A forgotten generation of talented British artists is the subject of this summer’s Festival exhibition at the Scottish National Gallery of Modern Art in Edinburgh.
True to Life is the first exhibition to explore the realist tradition in British painting of the 1920s and 1930s, bringing to light the work of dozens of once-celebrated artists whose paintings are now largely hidden away in private collections or in the storerooms of Britain’s museums and galleries.
These paintings create a vivid reflection of Britain in the 1920s and 1930s, and have a distinctive look that is unmistakably of the time.
Not since the 1930s have so many of these realist masterpieces – more than 90 works by nearly 60 artists – been brought together in one exhibition, giving audiences a unique chance to make some remarkable rediscoveries.

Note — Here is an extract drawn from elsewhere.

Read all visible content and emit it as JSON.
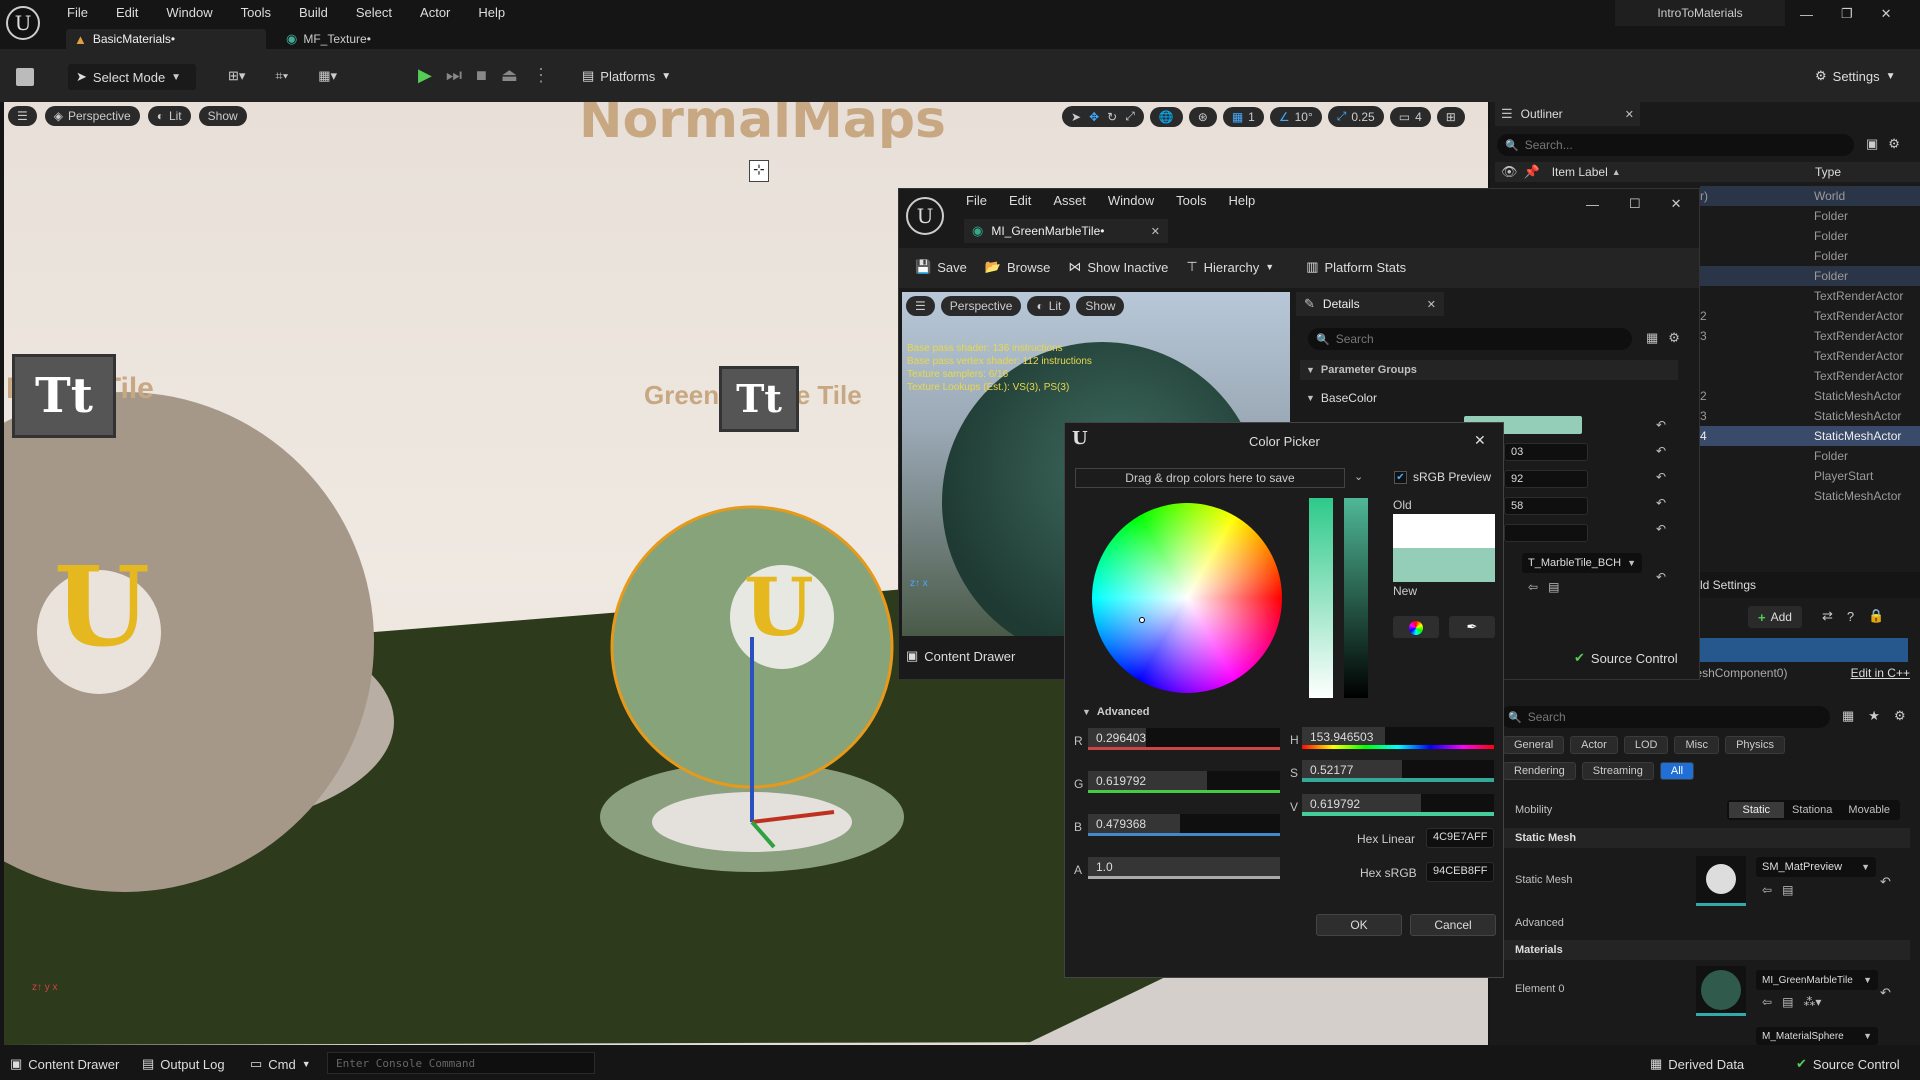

Working in a realist vein, the artists featured in True to Life kept faith with a traditional, representational approach at a time when it came under attack by modernists such as Ben Nicholson, Barbara Hepworth and Henry Moore. When abstraction, Pop Art and Conceptual Art became major forces in the post-war era, these figurative artists – many of whom were still alive – fell spectacularly out of fashion.
Stanley Spencer (five of whose paintings feature in the exhibition) has always remained a celebrated figure, but many of his contemporaries – such as Gladys Hynes, Pamela Bianco, Cosmo Clark, Leonard Campbell Taylor and David Jagger – who were celebrated at the time, are now virtually unknown, even to specialists.
True to Life focuses in particular on the tight, obsessively detailed kind of realism, which is typical of artists such as Gerald Leslie Brockhurst, Meredith Frampton and James Cowie. These artists worked with fine brushes in a controlled, polished style, often using old-fashioned glazing techniques, where one thin, semi-translucent film of paint is layered over another, and the brushwork is barely visible.
Frampton beautifully captures the skin tones of his sitters and true-to-life texture of their clothing and furnishings. Some of the works of Herbert James Gunn, such as Pauline Waiting, painted in 1939, could be a template for Jack Vettriano.
Brockhurst was a hugely successful portrait painter, whose sitters included the actresses Marlene Dietrich and Merle Oberon, as well as Wallis Simpson (aka the Duchess of Windsor, wife of the former King Edward VIII) and the Duchess of Argyll. The artists’ devotion to craftsmanship meant that they worked slowly; Brockhurst spent two years painting the portrait of his companion Dorette.
Most of the artists in the exhibition were born in or around 1880, a period of extraordinary social and cultural upheaval, and many looked for inspiration and comfort to the art of the distant pre-Industrial past, particularly Early Italian Renaissance painting and the work of Dutch masters such as Vermeer. Across Europe, the aftermath of the First World War prompted artists to return to ideals of purity, order and unity.
The realist artists are fascinating not only in terms of their technical prowess and modernising styles, but also in their subject matter. They favoured subjects that embraced modern experience and referenced topical issues such as the changing role of women, new technologies, the rise in commercial culture and popular entertainment, and the growing interest in recreation.
True to Life also features examples of paintings commissioned to advertise the LMS Railway Company, including Restaurant Car (c.1935) by Leonard Campbell Taylor, one of the most successful, expensive and sought-after painters of the period. One of the great revelations of the exhibition is a huge folding screen, nearly six metres long, by Albert Rutherston, showing country pursuits. Made for the Exposition International in Paris in 1937 and bought by the V&A Museum the following year, it has been specially conserved for this exhibition, having been stored away for at least 50 years.
Other artists looked beyond realism to Surrealism, producing work of painstaking accuracy, but combining unusual objects in strange settings. This section will feature The Birth of Venus (1934) by Edward Baird and Le Havre de Grâce (1939) by Tristram Hillier, as well as works by Edward Wadsworth and Alan Beeton.
In the last decade a small number of True to Life’s artists have begun to re- emerge from the shadows, however the exhibition is set to become to the most important ever survey of this fascinating and overlooked subject.
Simon Groom, Director of the Scottish National Gallery of Modern Art, said: “Realist art of the interwar period constitutes one of the highpoints of British art of any era. It’s unashamedly beautiful and technically superb.
“This is the biggest exhibition of its kind since the Royal Academy Summer Exhibitions of the 1930s and shows the enormous range, depth and quality of the art of the period. I think visitors will find the work visually stunning and they’ll also make a lot of new discoveries.”
True to Life | British Realist Painting in the 1920s and 30s, Scottish National Gallery of Modern Art’s Modern Two gallery until 29 October.